Licking Heights will ask voters for 8.9-mill levy on Nov. 6
More is usually better, but not always, Licking Heights Superintendent Philip Wagner said during a special school board meeting Aug. 2 when board members voted 5-0 to place an 8.9-mill levy request on the Nov. 6 ballot.
Administrators and board members debated the district's financial needs against what they believed Licking Heights voters would be willing to approve.
They decided on the 8.9-mill levy that would raise $4.3 million per year and would cost local property owners about $272 per year per $100,000 of assessed property value.
During the board's June 26 meeting,Treasurer Jennifer Vanover presented three levy options that would raise $4.3 million, $4.7 million or $5.3 million. The millage rates were 8.9 mills, 9.7 mills and 10.93 mills, respectively.
On Aug. 2, the 10.93-mill option was not even discussed because district officials deemed it too high.
Wagner said he and Vanover agreed that the 8.9-mill levy had the best chance of approval by voters and they were confident it would keep the district in the black for at least four years and possibly five, if necessary.
Vanover said that with the 8.9-mill levy, the district would have a budget balance of $337,000 at the end of 2017.
With the 9.7-mill levy, the balance would be $2.1 million and the district could operate for another year without returning to the ballot, she said.
But a 9.7-mill levy would cost local property owners about $297 per year per $100,000 of assessed property value, $25 more per year than the 8.9-mill option. Board members worried that would be just enough to turn off some voters, and they said they wanted to be conscious of the current tough economic conditions and not ask for too much.
The administration and board members did agree, however, that failure of a levy in November would be devastating to the district.
"If a levy doesn't pass, it's going to be ugly and it's going to be ugly really fast," board President Richard Wand said.
"Failure of the levy is devastating to the school (district)," said Wagner, who said class sizes in the elementary grades could increase to 30 students per teacher.
Wand estimated a 20-percent budget cut if the levy fails.

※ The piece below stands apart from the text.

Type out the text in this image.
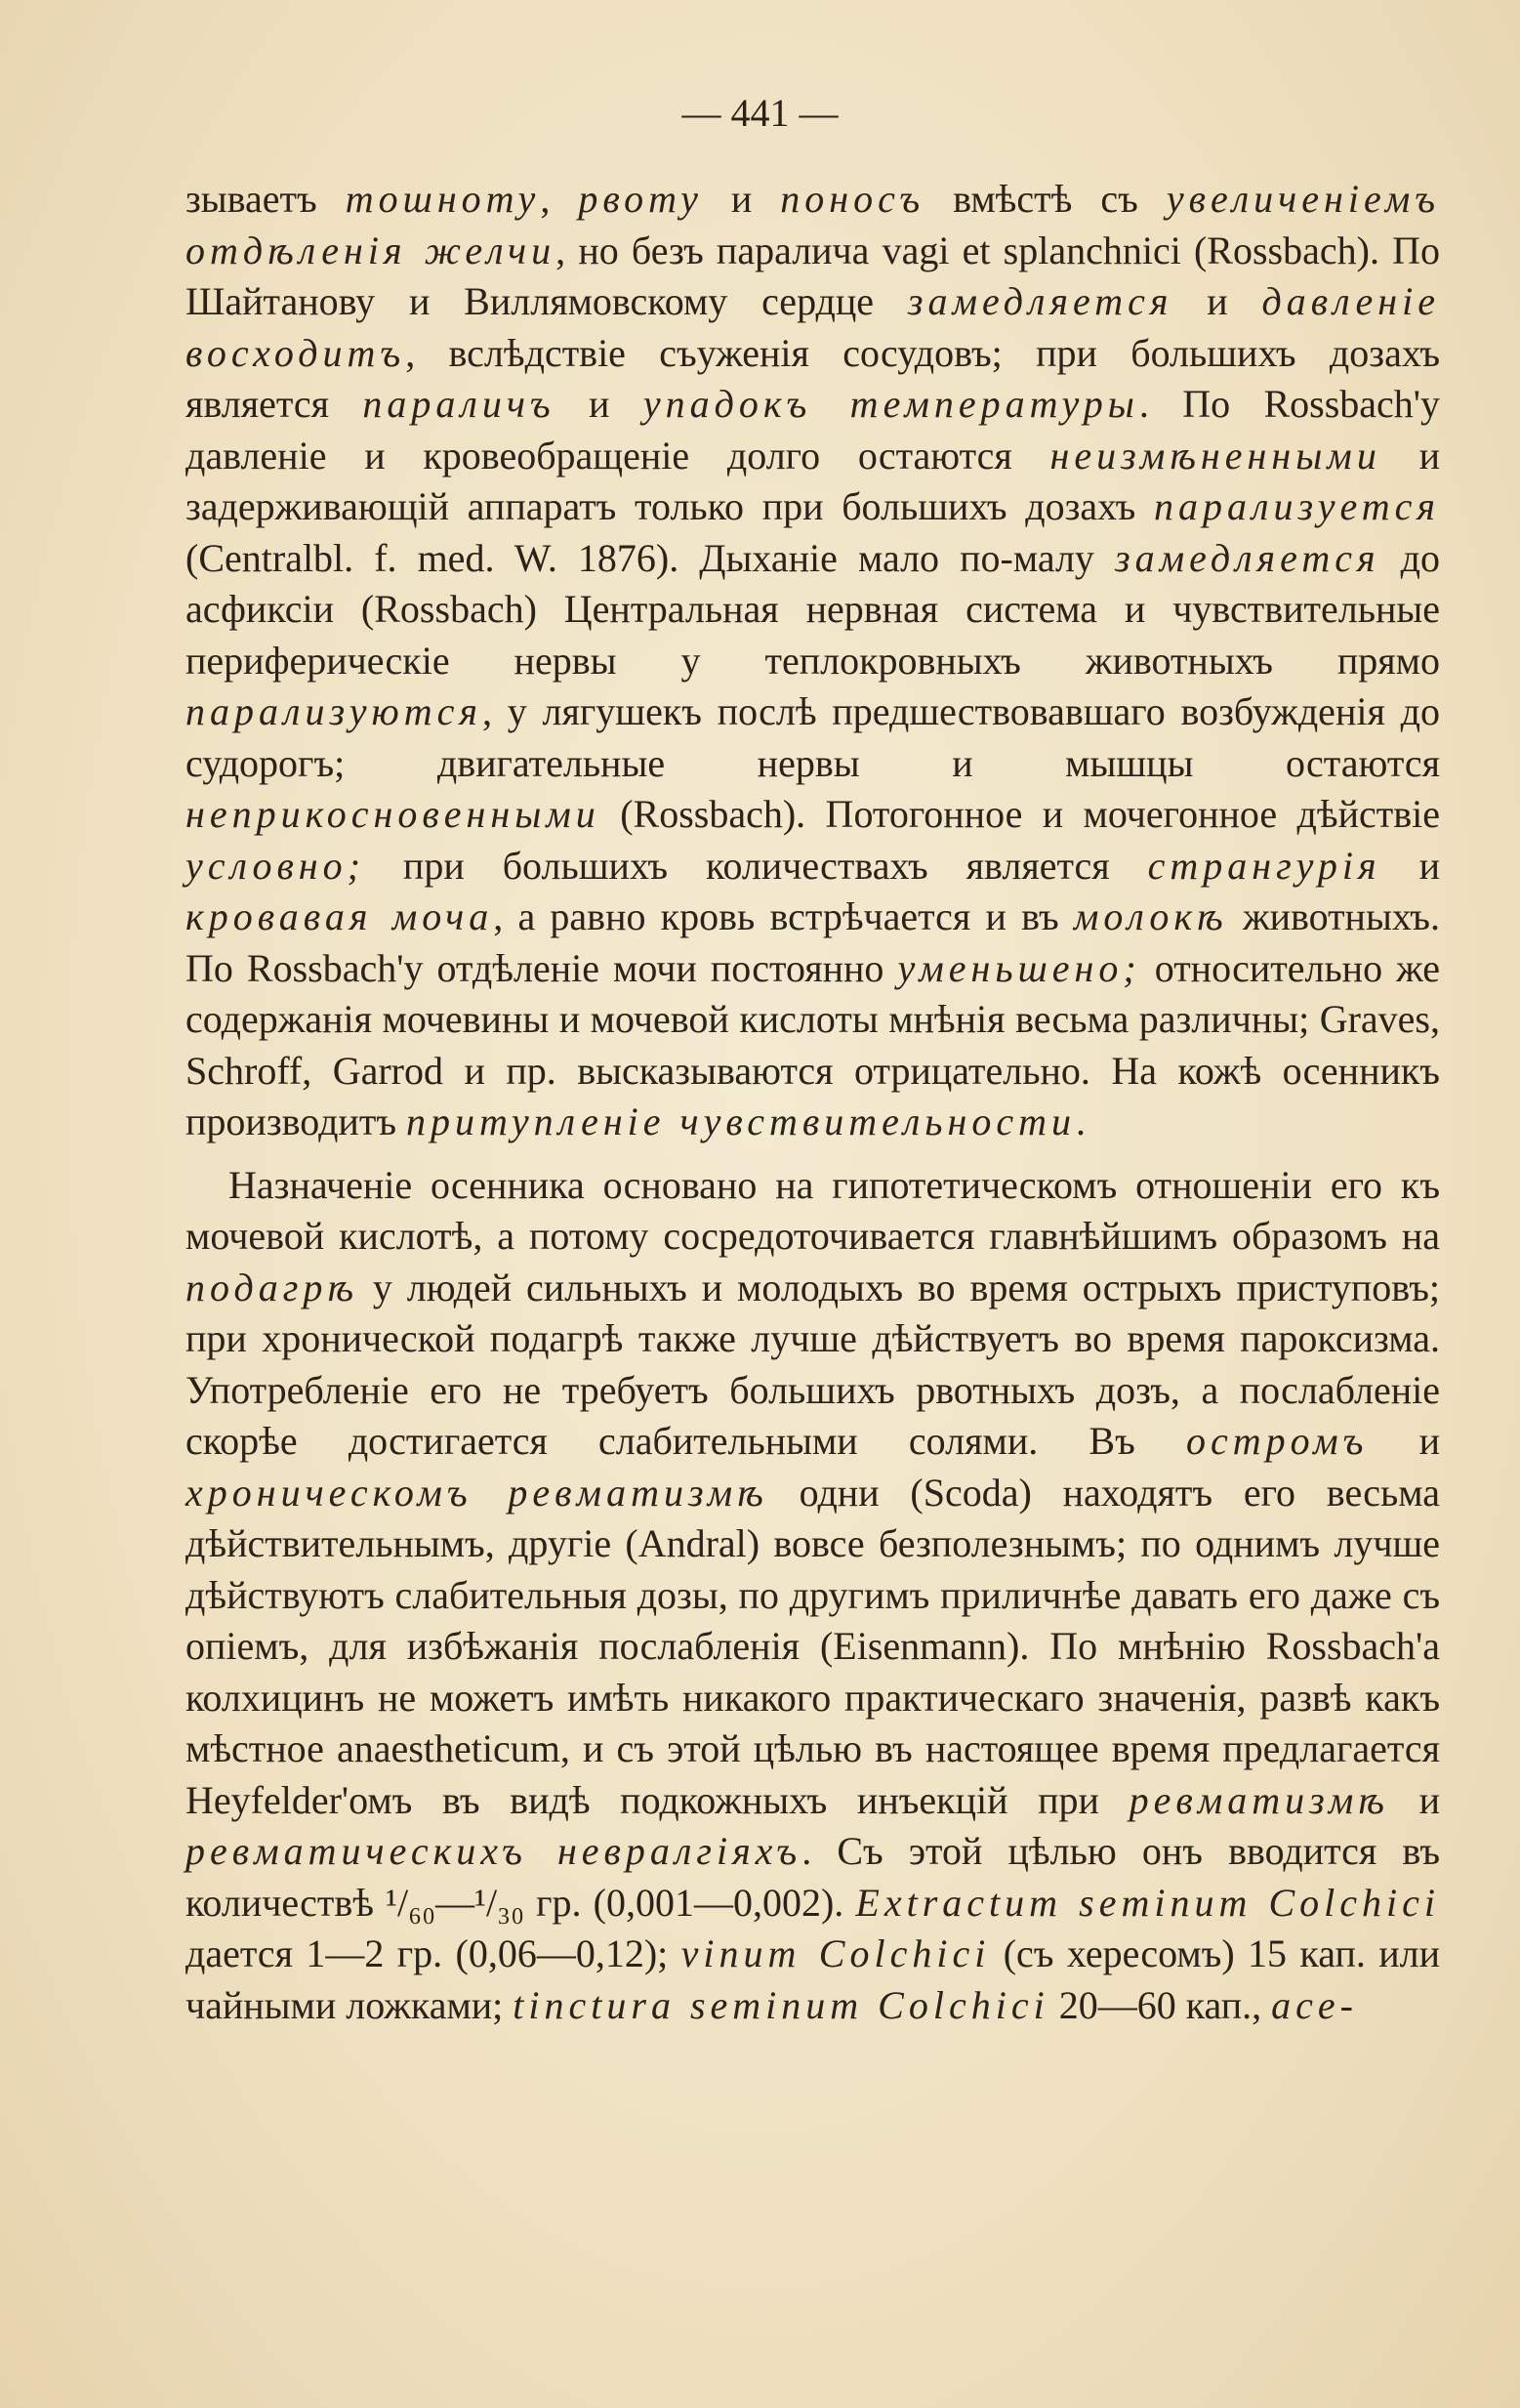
— 441 —

зываетъ тошноту, рвоту и поносъ вмѣстѣ съ увеличеніемъ отдѣленія желчи, но безъ паралича vagi et splanchnici (Rossbach). По Шайтанову и Виллямовскому сердце замедляется и давленіе восходитъ, вслѣдствіе съуженія сосудовъ; при большихъ дозахъ является параличъ и упадокъ температуры. По Rossbach'у давленіе и кровеобращеніе долго остаются неизмѣненными и задерживающій аппаратъ только при большихъ дозахъ парализуется (Centralbl. f. med. W. 1876). Дыханіе мало по-малу замедляется до асфиксіи (Rossbach) Центральная нервная система и чувствительные периферическіе нервы у теплокровныхъ животныхъ прямо парализуются, у лягушекъ послѣ предшествовавшаго возбужденія до судорогъ; двигательные нервы и мышцы остаются неприкосновенными (Rossbach). Потогонное и мочегонное дѣйствіе условно; при большихъ количествахъ является странгурія и кровавая моча, а равно кровь встрѣчается и въ молокѣ животныхъ. По Rossbach'у отдѣленіе мочи постоянно уменьшено; относительно же содержанія мочевины и мочевой кислоты мнѣнія весьма различны; Graves, Schroff, Garrod и пр. высказываются отрицательно. На кожѣ осенникъ производитъ притупленіе чувствительности.

Назначеніе осенника основано на гипотетическомъ отношеніи его къ мочевой кислотѣ, а потому сосредоточивается главнѣйшимъ образомъ на подагрѣ у людей сильныхъ и молодыхъ во время острыхъ приступовъ; при хронической подагрѣ также лучше дѣйствуетъ во время пароксизма. Употребленіе его не требуетъ большихъ рвотныхъ дозъ, а послабленіе скорѣе достигается слабительными солями. Въ остромъ и хроническомъ ревматизмѣ одни (Scoda) находятъ его весьма дѣйствительнымъ, другіе (Andral) вовсе безполезнымъ; по однимъ лучше дѣйствуютъ слабительныя дозы, по другимъ приличнѣе давать его даже съ опіемъ, для избѣжанія послабленія (Eisenmann). По мнѣнію Rossbach'а колхицинъ не можетъ имѣть никакого практическаго значенія, развѣ какъ мѣстное anaestheticum, и съ этой цѣлью въ настоящее время предлагается Heyfelder'омъ въ видѣ подкожныхъ инъекцій при ревматизмѣ и ревматическихъ невралгіяхъ. Съ этой цѣлью онъ вводится въ количествѣ ¹/₆₀—¹/₃₀ гр. (0,001—0,002). Extractum seminum Colchici дается 1—2 гр. (0,06—0,12); vinum Colchici (съ хересомъ) 15 кап. или чайными ложками; tinctura seminum Colchici 20—60 кап., ace-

"It would be catastrophic," he said.
Board member Brian Bagley suggested the district present the public with a list of benefits from the levy.
"I just want to show people what will happen," he said.
Board member Nicole Roth said it's just as important to show the opposite.
"We need to have a tangible consequence if you say no," she said.
If the levy is approved, Wagner said he hopes the district can add five teachers to reduce class sizes and maintain two foreign languages in regular classes, namely Spanish and Mandarin Chinese.
Previously, Wagner said, an 11.9-mill levy was passed in May 2011 with the understanding that it would bring the district up to an "emergency level" and board members knew the revenue wouldn't sustain the district for long. He said it was passed with the board's promise that the district wouldn't return to the voters until November 2012.